Tribunal de commerce de Clermont-Ferrand, le 13 novembre 2025, n°2025010479

Le Tribunal de commerce de Clermont-Ferrand, par jugement du 13 novembre 2025, ouvre une liquidation judiciaire immédiate. La société, commerciale par sa forme et son objet, est reconnue en état de cessation des paiements. Le tribunal constate l’inexistence d’un actif disponible face à un passif exigible provisoirement évalué. Il estime dès lors le redressement manifestement impossible et prononce la liquidation.

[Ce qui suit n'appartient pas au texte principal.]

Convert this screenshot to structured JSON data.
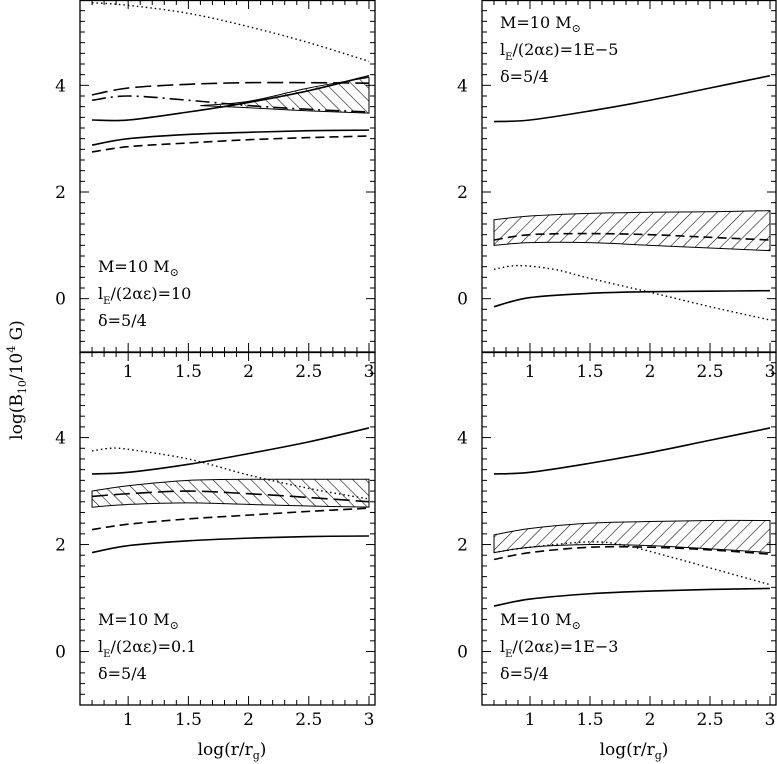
{
  "figure": {
    "ylabel": "log(B",
    "ylabel_sub": "10",
    "ylabel_tail": "/10",
    "ylabel_sup": "4",
    "ylabel_unit": " G)",
    "xlabel": "log(r/r",
    "xlabel_sub": "g",
    "xlabel_tail": ")"
  },
  "chart_data": [
    {
      "id": "top-left",
      "type": "line",
      "xlim": [
        0.6,
        3.05
      ],
      "ylim": [
        -1.0,
        5.6
      ],
      "xticks": [
        1,
        1.5,
        2,
        2.5,
        3
      ],
      "xticklabels": [
        "1",
        "1.5",
        "2",
        "2.5",
        "3"
      ],
      "yticks": [
        0,
        2,
        4
      ],
      "yticklabels": [
        "0",
        "2",
        "4"
      ],
      "annotation": {
        "line1": "M=10 M",
        "line1_sym": "⊙",
        "line2": "l",
        "line2_sub": "E",
        "line2_tail": "/(2αε)=10",
        "line3": "δ=5/4"
      },
      "annotation_pos": "bottom-left",
      "series": [
        {
          "style": "dotted",
          "x": [
            0.7,
            1.0,
            1.5,
            2.0,
            2.5,
            3.0
          ],
          "y": [
            5.55,
            5.5,
            5.35,
            5.1,
            4.8,
            4.45
          ]
        },
        {
          "style": "longdash",
          "x": [
            0.7,
            1.0,
            1.5,
            2.0,
            2.5,
            3.0
          ],
          "y": [
            3.82,
            3.95,
            4.02,
            4.05,
            4.05,
            4.04
          ]
        },
        {
          "style": "dashdot",
          "x": [
            0.7,
            1.0,
            1.5,
            2.0,
            2.5,
            3.0
          ],
          "y": [
            3.72,
            3.8,
            3.72,
            3.62,
            3.55,
            3.5
          ]
        },
        {
          "style": "solid",
          "x": [
            0.7,
            1.0,
            1.5,
            2.0,
            2.5,
            3.0
          ],
          "y": [
            3.35,
            3.35,
            3.5,
            3.68,
            3.9,
            4.18
          ]
        },
        {
          "style": "solid",
          "x": [
            0.7,
            1.0,
            1.5,
            2.0,
            2.5,
            3.0
          ],
          "y": [
            2.88,
            3.0,
            3.08,
            3.12,
            3.15,
            3.16
          ]
        },
        {
          "style": "dashed",
          "x": [
            0.7,
            1.0,
            1.5,
            2.0,
            2.5,
            3.0
          ],
          "y": [
            2.75,
            2.85,
            2.92,
            2.98,
            3.02,
            3.05
          ]
        }
      ],
      "bands": [
        {
          "pattern": "hatch-right",
          "x": [
            1.6,
            2.0,
            2.5,
            3.0
          ],
          "y_low": [
            3.62,
            3.58,
            3.52,
            3.48
          ],
          "y_high": [
            3.62,
            3.7,
            3.95,
            4.15
          ]
        }
      ]
    },
    {
      "id": "top-right",
      "type": "line",
      "xlim": [
        0.6,
        3.05
      ],
      "ylim": [
        -1.0,
        5.6
      ],
      "xticks": [
        1,
        1.5,
        2,
        2.5,
        3
      ],
      "xticklabels": [
        "1",
        "1.5",
        "2",
        "2.5",
        "3"
      ],
      "yticks": [
        0,
        2,
        4
      ],
      "yticklabels": [
        "0",
        "2",
        "4"
      ],
      "annotation": {
        "line1": "M=10 M",
        "line1_sym": "⊙",
        "line2": "l",
        "line2_sub": "E",
        "line2_tail": "/(2αε)=1E−5",
        "line3": "δ=5/4"
      },
      "annotation_pos": "top-left",
      "series": [
        {
          "style": "solid",
          "x": [
            0.7,
            1.0,
            1.5,
            2.0,
            2.5,
            3.0
          ],
          "y": [
            3.32,
            3.35,
            3.52,
            3.72,
            3.95,
            4.18
          ]
        },
        {
          "style": "dotted",
          "x": [
            0.7,
            0.9,
            1.2,
            1.5,
            2.0,
            2.5,
            3.0
          ],
          "y": [
            0.55,
            0.62,
            0.55,
            0.38,
            0.12,
            -0.15,
            -0.4
          ]
        },
        {
          "style": "solid",
          "x": [
            0.7,
            1.0,
            1.5,
            2.0,
            2.5,
            3.0
          ],
          "y": [
            -0.15,
            0.02,
            0.1,
            0.13,
            0.14,
            0.15
          ]
        },
        {
          "style": "dashed",
          "x": [
            0.7,
            1.0,
            1.5,
            2.0,
            2.5,
            3.0
          ],
          "y": [
            1.1,
            1.2,
            1.22,
            1.2,
            1.15,
            1.1
          ]
        }
      ],
      "bands": [
        {
          "pattern": "hatch-left",
          "x": [
            0.7,
            1.0,
            1.5,
            2.0,
            2.5,
            3.0
          ],
          "y_low": [
            1.0,
            1.05,
            1.05,
            1.0,
            0.95,
            0.9
          ],
          "y_high": [
            1.48,
            1.55,
            1.6,
            1.62,
            1.63,
            1.65
          ]
        }
      ]
    },
    {
      "id": "bottom-left",
      "type": "line",
      "xlim": [
        0.6,
        3.05
      ],
      "ylim": [
        -1.0,
        5.6
      ],
      "xticks": [
        1,
        1.5,
        2,
        2.5,
        3
      ],
      "xticklabels": [
        "1",
        "1.5",
        "2",
        "2.5",
        "3"
      ],
      "yticks": [
        0,
        2,
        4
      ],
      "yticklabels": [
        "0",
        "2",
        "4"
      ],
      "annotation": {
        "line1": "M=10 M",
        "line1_sym": "⊙",
        "line2": "l",
        "line2_sub": "E",
        "line2_tail": "/(2αε)=0.1",
        "line3": "δ=5/4"
      },
      "annotation_pos": "bottom-left",
      "series": [
        {
          "style": "dotted",
          "x": [
            0.7,
            0.85,
            1.0,
            1.5,
            2.0,
            2.5,
            3.0
          ],
          "y": [
            3.75,
            3.8,
            3.78,
            3.6,
            3.3,
            3.05,
            2.85
          ]
        },
        {
          "style": "solid",
          "x": [
            0.7,
            1.0,
            1.5,
            2.0,
            2.5,
            3.0
          ],
          "y": [
            3.32,
            3.35,
            3.5,
            3.7,
            3.92,
            4.18
          ]
        },
        {
          "style": "longdash",
          "x": [
            0.7,
            1.0,
            1.5,
            2.0,
            2.5,
            3.0
          ],
          "y": [
            2.9,
            2.95,
            3.0,
            2.95,
            2.88,
            2.8
          ]
        },
        {
          "style": "dashed",
          "x": [
            0.7,
            1.0,
            1.5,
            2.0,
            2.5,
            3.0
          ],
          "y": [
            2.28,
            2.38,
            2.48,
            2.55,
            2.62,
            2.68
          ]
        },
        {
          "style": "solid",
          "x": [
            0.7,
            1.0,
            1.5,
            2.0,
            2.5,
            3.0
          ],
          "y": [
            1.85,
            1.98,
            2.07,
            2.12,
            2.15,
            2.16
          ]
        }
      ],
      "bands": [
        {
          "pattern": "hatch-right",
          "x": [
            0.7,
            1.0,
            1.5,
            2.0,
            2.5,
            3.0
          ],
          "y_low": [
            2.7,
            2.75,
            2.78,
            2.75,
            2.72,
            2.7
          ],
          "y_high": [
            3.0,
            3.1,
            3.2,
            3.22,
            3.22,
            3.22
          ]
        }
      ]
    },
    {
      "id": "bottom-right",
      "type": "line",
      "xlim": [
        0.6,
        3.05
      ],
      "ylim": [
        -1.0,
        5.6
      ],
      "xticks": [
        1,
        1.5,
        2,
        2.5,
        3
      ],
      "xticklabels": [
        "1",
        "1.5",
        "2",
        "2.5",
        "3"
      ],
      "yticks": [
        0,
        2,
        4
      ],
      "yticklabels": [
        "0",
        "2",
        "4"
      ],
      "annotation": {
        "line1": "M=10 M",
        "line1_sym": "⊙",
        "line2": "l",
        "line2_sub": "E",
        "line2_tail": "/(2αε)=1E−3",
        "line3": "δ=5/4"
      },
      "annotation_pos": "bottom-left",
      "series": [
        {
          "style": "solid",
          "x": [
            0.7,
            1.0,
            1.5,
            2.0,
            2.5,
            3.0
          ],
          "y": [
            3.32,
            3.35,
            3.52,
            3.72,
            3.95,
            4.18
          ]
        },
        {
          "style": "dotted",
          "x": [
            0.7,
            1.0,
            1.5,
            1.8,
            2.2,
            2.6,
            3.0
          ],
          "y": [
            1.85,
            1.95,
            2.05,
            1.98,
            1.75,
            1.5,
            1.25
          ]
        },
        {
          "style": "dashed",
          "x": [
            0.7,
            1.0,
            1.5,
            2.0,
            2.5,
            3.0
          ],
          "y": [
            1.72,
            1.85,
            1.95,
            1.95,
            1.9,
            1.82
          ]
        },
        {
          "style": "solid",
          "x": [
            0.7,
            1.0,
            1.5,
            2.0,
            2.5,
            3.0
          ],
          "y": [
            0.85,
            0.98,
            1.08,
            1.13,
            1.16,
            1.18
          ]
        }
      ],
      "bands": [
        {
          "pattern": "hatch-left",
          "x": [
            0.7,
            1.0,
            1.5,
            2.0,
            2.5,
            3.0
          ],
          "y_low": [
            1.85,
            1.95,
            2.0,
            1.98,
            1.92,
            1.85
          ],
          "y_high": [
            2.18,
            2.3,
            2.4,
            2.43,
            2.45,
            2.45
          ]
        }
      ]
    }
  ]
}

La caractérisation de l’état de cessation des paiements

La définition légale et son application concrète

Le tribunal retient la définition classique de la cessation des paiements. Il constate que le débiteur ne peut faire face à son passif exigible avec son actif disponible. « L’actif disponible est inexistant » tandis que « le passif exigible, provisoirement évalué et sous toutes réserves, s’élève à 80.236 euros ». Cette appréciation in concreto est essentielle. Elle confirme que l’exigibilité du passif et la disponibilité de l’actif sont les seuls critères pertinents. La jurisprudence rappelle cet examen strict des éléments de trésorerie. « Il est ainsi établi qu’au 15.06.2021 le passif exigible de la société […] ne pouvait pas être payé avec l’actif disponible dont disposait la société » (Cour d’appel de Paris, le 6 février 2025, n°23/17113). La décision s’inscrit dans cette ligne.

La portée de l’évaluation provisoire du passif

Le tribunal procède à une évaluation provisoire du passif. Cette pratique est courante lors de l’ouverture. Elle n’affecte pas la qualification de cessation des paiements. Le montant précis importe moins que l’impossibilité patente de faire face. La solution illustre que l’appréciation peut reposer sur des éléments sommaires. L’absence de contestation par le dirigeant conforte le juge. Cette approche garantit la célérité de l’ouverture de la procédure. Elle préserve l’objectif de traitement collectif des difficultés.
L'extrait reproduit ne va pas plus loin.